About a month ago I noticed a white dot on the end the glands of my clitoris. A week or so later I noticed that another dot popped up. These aren't raised bumps really, but I got worried that it could be HPV so I went to the local Planned Parenthood and got tested. My gynocologist was stumped. She said it was not an STD of STI and that in her 38 years of being a gyno she never saw anything like this. She took a sample and looked at it under the microscope. She came back and told me that it looked it could be dry or caloused skin. I don't understand what is going on and am very scared. She said I should probably go see a dermatologist but I don't want to because they're really not used to looking at people down there, and I know it would be awkward. My gyno also said that it could be completely normal and natural. At first I thought it could be a callous from using my a sex toy, but I stopped using it altogether. A third dot showed up last week and since then all the dots have connected. They are bright white. I have had the same sexual partner for a year and a half and he shows no signs of abnormality. It is only on my clitoris. It itches only after a day at work when I wear pantyhose. It is not painful, but I can feel it and its super sensitive sometimes. I'm scared. Somebody send me some response.

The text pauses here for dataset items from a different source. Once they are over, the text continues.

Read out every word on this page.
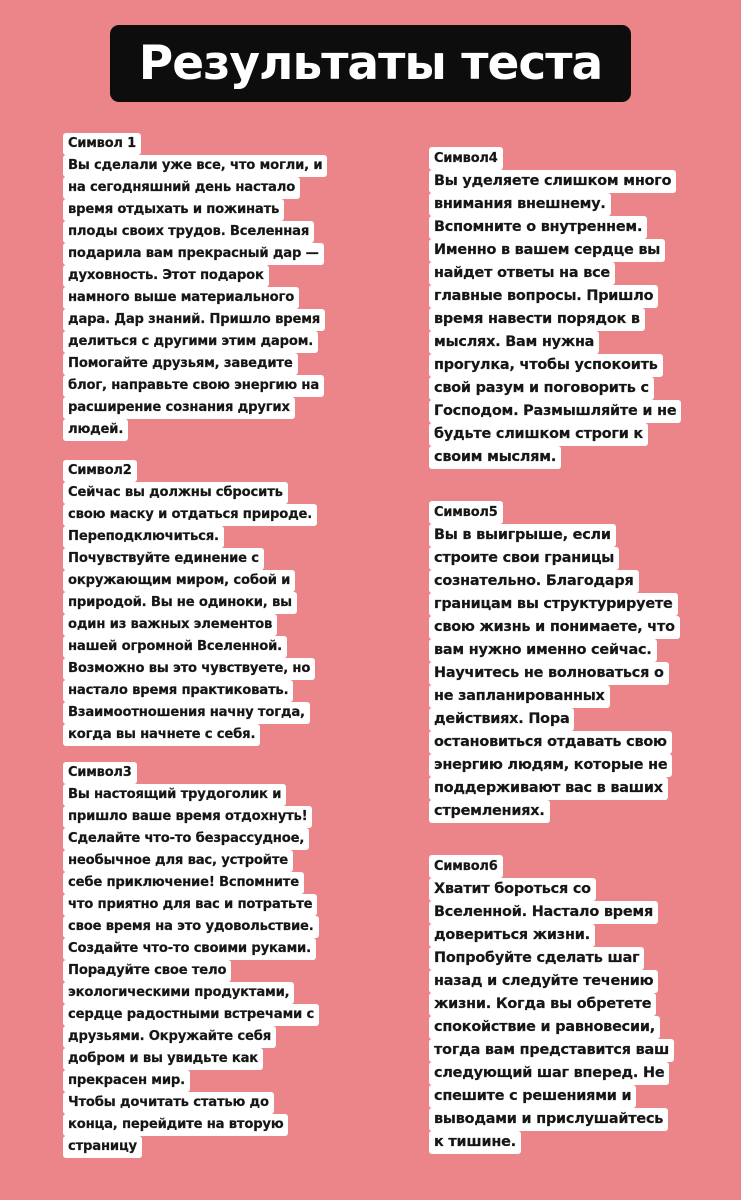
Результаты теста
Символ 1
Вы сделали уже все, что могли, и
на сегодняшний день настало
время отдыхать и пожинать
плоды своих трудов. Вселенная
подарила вам прекрасный дар —
духовность. Этот подарок
намного выше материального
дара. Дар знаний. Пришло время
делиться с другими этим даром.
Помогайте друзьям, заведите
блог, направьте свою энергию на
расширение сознания других
людей.
Символ2
Сейчас вы должны сбросить
свою маску и отдаться природе.
Переподключиться.
Почувствуйте единение с
окружающим миром, собой и
природой. Вы не одиноки, вы
один из важных элементов
нашей огромной Вселенной.
Возможно вы это чувствуете, но
настало время практиковать.
Взаимоотношения начну тогда,
когда вы начнете с себя.
Символ3
Вы настоящий трудоголик и
пришло ваше время отдохнуть!
Сделайте что-то безрассудное,
необычное для вас, устройте
себе приключение! Вспомните
что приятно для вас и потратьте
свое время на это удовольствие.
Создайте что-то своими руками.
Порадуйте свое тело
экологическими продуктами,
сердце радостными встречами с
друзьями. Окружайте себя
добром и вы увидьте как
прекрасен мир.
Чтобы дочитать статью до
конца, перейдите на вторую
страницу
Символ4
Вы уделяете слишком много
внимания внешнему.
Вспомните о внутреннем.
Именно в вашем сердце вы
найдет ответы на все
главные вопросы. Пришло
время навести порядок в
мыслях. Вам нужна
прогулка, чтобы успокоить
свой разум и поговорить с
Господом. Размышляйте и не
будьте слишком строги к
своим мыслям.
Символ5
Вы в выигрыше, если
строите свои границы
сознательно. Благодаря
границам вы структурируете
свою жизнь и понимаете, что
вам нужно именно сейчас.
Научитесь не волноваться о
не запланированных
действиях. Пора
остановиться отдавать свою
энергию людям, которые не
поддерживают вас в ваших
стремлениях.
Символ6
Хватит бороться со
Вселенной. Настало время
довериться жизни.
Попробуйте сделать шаг
назад и следуйте течению
жизни. Когда вы обретете
спокойствие и равновесии,
тогда вам представится ваш
следующий шаг вперед. Не
спешите с решениями и
выводами и прислушайтесь
к тишине.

I agree it is most likely an ingrown hair. Still, it should be examined by a doctor. Also, if you develop folliculitis, which is what you have described, repeatedly, there is then a reason to be concerned. If no known cause can be found, it would then be possible you have a rather serious autoimmune disease called Behcet's Syndrome. This disease's initial symptoms closely resemble the herpes virus, causing vaginal sores, fissures, and folliculitis. Other symptoms develop years later, so it is very important that you find out just what it is that is causing your symptoms. Don't be too quick to brush it off as nothing, Behcet's disease affects people of every age and every race. It is important you see a doctor who know's enough to help you. Ask them about Behcet's Syndrome, if they don't know enough to tell you, they won't be able to tell you if you have it or not.
Copyright 1994-2016 MedHelp International. All rights reserved.
MedHelp is a division of Aptus Health.
This site complies with the HONcode standard for trustworthy health information.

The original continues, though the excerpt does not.